All Praise The Ancient of Days
 
I'm sorry that you're having to go through this, James! However, if you are a follower of Jesus He will work all things together for your good (Romans 8:28). Now, this doesn't mean that life will be "good" in human terms (happy, successful, stress-free), it means that Christ will do WHATEVER it takes to draw you always closer to Himself.

Have you prayed about the decision? I'd encourage prayer and reading the scriptures. The truth is, there isn't an option that is going to be completely rosy for you, but with Christ's guidance you can make a choice that will be "good" from Christ's perspective. God bless you!
 
Brother James, I pray God helps you through your rough circumstances. You're being put under a lot of pressure and it's easy to turn away from God (believe me I've done it before) and say what's the point in all this? But just remember to pray and give your burdens over to God. He's a friend that will never leave you. Don't let this divorce or your illness define you....remember God created you and knows where you are in life....it's very hard sometimes, especially when we pray for God to resolve situations for years and nothing happens....it can be disheartening...

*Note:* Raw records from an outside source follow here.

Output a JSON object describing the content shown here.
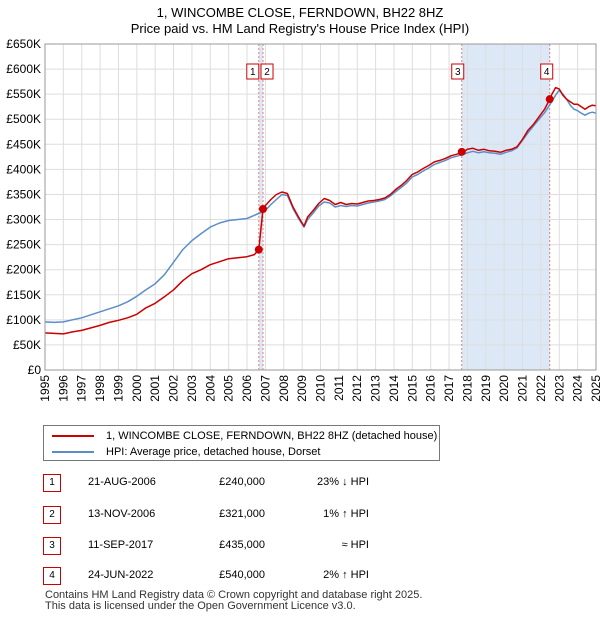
{
  "chart_data": {
    "type": "line",
    "title": "1, WINCOMBE CLOSE, FERNDOWN, BH22 8HZ",
    "subtitle": "Price paid vs. HM Land Registry's House Price Index (HPI)",
    "xlabel": "",
    "ylabel": "",
    "xlim": [
      1995,
      2025
    ],
    "ylim": [
      0,
      650000
    ],
    "x_ticks": [
      "1995",
      "1996",
      "1997",
      "1998",
      "1999",
      "2000",
      "2001",
      "2002",
      "2003",
      "2004",
      "2005",
      "2006",
      "2007",
      "2008",
      "2009",
      "2010",
      "2011",
      "2012",
      "2013",
      "2014",
      "2015",
      "2016",
      "2017",
      "2018",
      "2019",
      "2020",
      "2021",
      "2022",
      "2023",
      "2024",
      "2025"
    ],
    "y_ticks": [
      "£0",
      "£50K",
      "£100K",
      "£150K",
      "£200K",
      "£250K",
      "£300K",
      "£350K",
      "£400K",
      "£450K",
      "£500K",
      "£550K",
      "£600K",
      "£650K"
    ],
    "grid": true,
    "colors": {
      "property": "#cc0000",
      "hpi": "#5b8ec9",
      "highlight": "#dde8f7",
      "marker_line": "#e08080"
    },
    "series": [
      {
        "name": "1, WINCOMBE CLOSE, FERNDOWN, BH22 8HZ (detached house)",
        "x": [
          1995.0,
          1995.5,
          1996.0,
          1996.5,
          1997.0,
          1997.5,
          1998.0,
          1998.5,
          1999.0,
          1999.5,
          2000.0,
          2000.5,
          2001.0,
          2001.5,
          2002.0,
          2002.5,
          2003.0,
          2003.5,
          2004.0,
          2004.5,
          2005.0,
          2005.5,
          2006.0,
          2006.4,
          2006.64,
          2006.64,
          2006.87,
          2006.87,
          2007.0,
          2007.3,
          2007.6,
          2007.9,
          2008.2,
          2008.5,
          2008.8,
          2009.1,
          2009.3,
          2009.6,
          2009.9,
          2010.2,
          2010.5,
          2010.8,
          2011.1,
          2011.4,
          2011.7,
          2012.0,
          2012.3,
          2012.6,
          2012.9,
          2013.2,
          2013.5,
          2013.8,
          2014.1,
          2014.4,
          2014.7,
          2015.0,
          2015.3,
          2015.6,
          2015.9,
          2016.2,
          2016.5,
          2016.8,
          2017.1,
          2017.4,
          2017.7,
          2017.8,
          2018.0,
          2018.3,
          2018.6,
          2018.9,
          2019.2,
          2019.5,
          2019.8,
          2020.1,
          2020.4,
          2020.7,
          2021.0,
          2021.3,
          2021.6,
          2021.9,
          2022.2,
          2022.48,
          2022.6,
          2022.8,
          2023.0,
          2023.2,
          2023.4,
          2023.6,
          2023.8,
          2024.0,
          2024.2,
          2024.4,
          2024.6,
          2024.8,
          2025.0
        ],
        "values": [
          74000,
          73000,
          72000,
          76000,
          79000,
          84000,
          89000,
          95000,
          99000,
          104000,
          111000,
          124000,
          133000,
          146000,
          160000,
          178000,
          192000,
          200000,
          210000,
          216000,
          222000,
          224000,
          226000,
          230000,
          240000,
          240000,
          321000,
          321000,
          328000,
          340000,
          350000,
          355000,
          352000,
          325000,
          305000,
          287000,
          305000,
          318000,
          332000,
          342000,
          338000,
          330000,
          334000,
          330000,
          332000,
          331000,
          334000,
          337000,
          338000,
          340000,
          343000,
          350000,
          360000,
          368000,
          378000,
          390000,
          395000,
          402000,
          408000,
          415000,
          418000,
          422000,
          427000,
          430000,
          433000,
          435000,
          440000,
          442000,
          438000,
          440000,
          437000,
          436000,
          434000,
          438000,
          440000,
          445000,
          460000,
          478000,
          490000,
          505000,
          520000,
          540000,
          550000,
          563000,
          560000,
          548000,
          540000,
          535000,
          530000,
          530000,
          525000,
          520000,
          525000,
          528000,
          527000
        ]
      },
      {
        "name": "HPI: Average price, detached house, Dorset",
        "x": [
          1995.0,
          1995.5,
          1996.0,
          1996.5,
          1997.0,
          1997.5,
          1998.0,
          1998.5,
          1999.0,
          1999.5,
          2000.0,
          2000.5,
          2001.0,
          2001.5,
          2002.0,
          2002.5,
          2003.0,
          2003.5,
          2004.0,
          2004.5,
          2005.0,
          2005.5,
          2006.0,
          2006.5,
          2007.0,
          2007.3,
          2007.6,
          2007.9,
          2008.2,
          2008.5,
          2008.8,
          2009.1,
          2009.3,
          2009.6,
          2009.9,
          2010.2,
          2010.5,
          2010.8,
          2011.1,
          2011.4,
          2011.7,
          2012.0,
          2012.3,
          2012.6,
          2012.9,
          2013.2,
          2013.5,
          2013.8,
          2014.1,
          2014.4,
          2014.7,
          2015.0,
          2015.3,
          2015.6,
          2015.9,
          2016.2,
          2016.5,
          2016.8,
          2017.1,
          2017.4,
          2017.7,
          2018.0,
          2018.3,
          2018.6,
          2018.9,
          2019.2,
          2019.5,
          2019.8,
          2020.1,
          2020.4,
          2020.7,
          2021.0,
          2021.3,
          2021.6,
          2021.9,
          2022.2,
          2022.5,
          2022.8,
          2023.0,
          2023.2,
          2023.4,
          2023.6,
          2023.8,
          2024.0,
          2024.2,
          2024.4,
          2024.6,
          2024.8,
          2025.0
        ],
        "values": [
          96000,
          95000,
          96000,
          100000,
          104000,
          110000,
          116000,
          122000,
          128000,
          136000,
          147000,
          160000,
          172000,
          190000,
          215000,
          240000,
          258000,
          272000,
          285000,
          293000,
          298000,
          300000,
          302000,
          310000,
          318000,
          330000,
          340000,
          350000,
          348000,
          322000,
          302000,
          285000,
          300000,
          313000,
          327000,
          335000,
          333000,
          325000,
          328000,
          326000,
          328000,
          327000,
          330000,
          333000,
          335000,
          337000,
          340000,
          347000,
          356000,
          364000,
          373000,
          385000,
          390000,
          397000,
          403000,
          410000,
          414000,
          418000,
          423000,
          426000,
          429000,
          433000,
          436000,
          433000,
          435000,
          433000,
          432000,
          430000,
          434000,
          437000,
          443000,
          458000,
          473000,
          487000,
          500000,
          513000,
          530000,
          548000,
          558000,
          550000,
          540000,
          528000,
          520000,
          517000,
          512000,
          508000,
          512000,
          514000,
          512000
        ]
      }
    ],
    "transactions_on_chart": [
      {
        "label": "1",
        "x": 2006.64,
        "value": 240000
      },
      {
        "label": "2",
        "x": 2006.87,
        "value": 321000
      },
      {
        "label": "3",
        "x": 2017.69,
        "value": 435000
      },
      {
        "label": "4",
        "x": 2022.48,
        "value": 540000
      }
    ],
    "highlight_ranges": [
      [
        2006.64,
        2006.87
      ],
      [
        2017.69,
        2022.48
      ]
    ]
  },
  "legend": {
    "property_label": "1, WINCOMBE CLOSE, FERNDOWN, BH22 8HZ (detached house)",
    "hpi_label": "HPI: Average price, detached house, Dorset"
  },
  "transactions": [
    {
      "num": "1",
      "date": "21-AUG-2006",
      "price": "£240,000",
      "delta": "23% ↓ HPI"
    },
    {
      "num": "2",
      "date": "13-NOV-2006",
      "price": "£321,000",
      "delta": "1% ↑ HPI"
    },
    {
      "num": "3",
      "date": "11-SEP-2017",
      "price": "£435,000",
      "delta": "≈ HPI"
    },
    {
      "num": "4",
      "date": "24-JUN-2022",
      "price": "£540,000",
      "delta": "2% ↑ HPI"
    }
  ],
  "footer": {
    "line1": "Contains HM Land Registry data © Crown copyright and database right 2025.",
    "line2": "This data is licensed under the Open Government Licence v3.0."
  }
}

All I can say is hold onto your faith in Christ as it may be tested in ways you may never imagine...

Try reading some psalms to comfort yourself such as 91, 27 etc Remind yourself of any verse that speaks to you, to help you get through the day when satan brings your problems to mind.....the Word of God is a sword remember to use it....

With regards to living with your parents? IDK what to say but to pray about it and maybe take a notepad and compare pros/cons of living with each....just a suggestion.....

Stay strong my friend, if you need someone to talk to feel free to message me.....God Bless!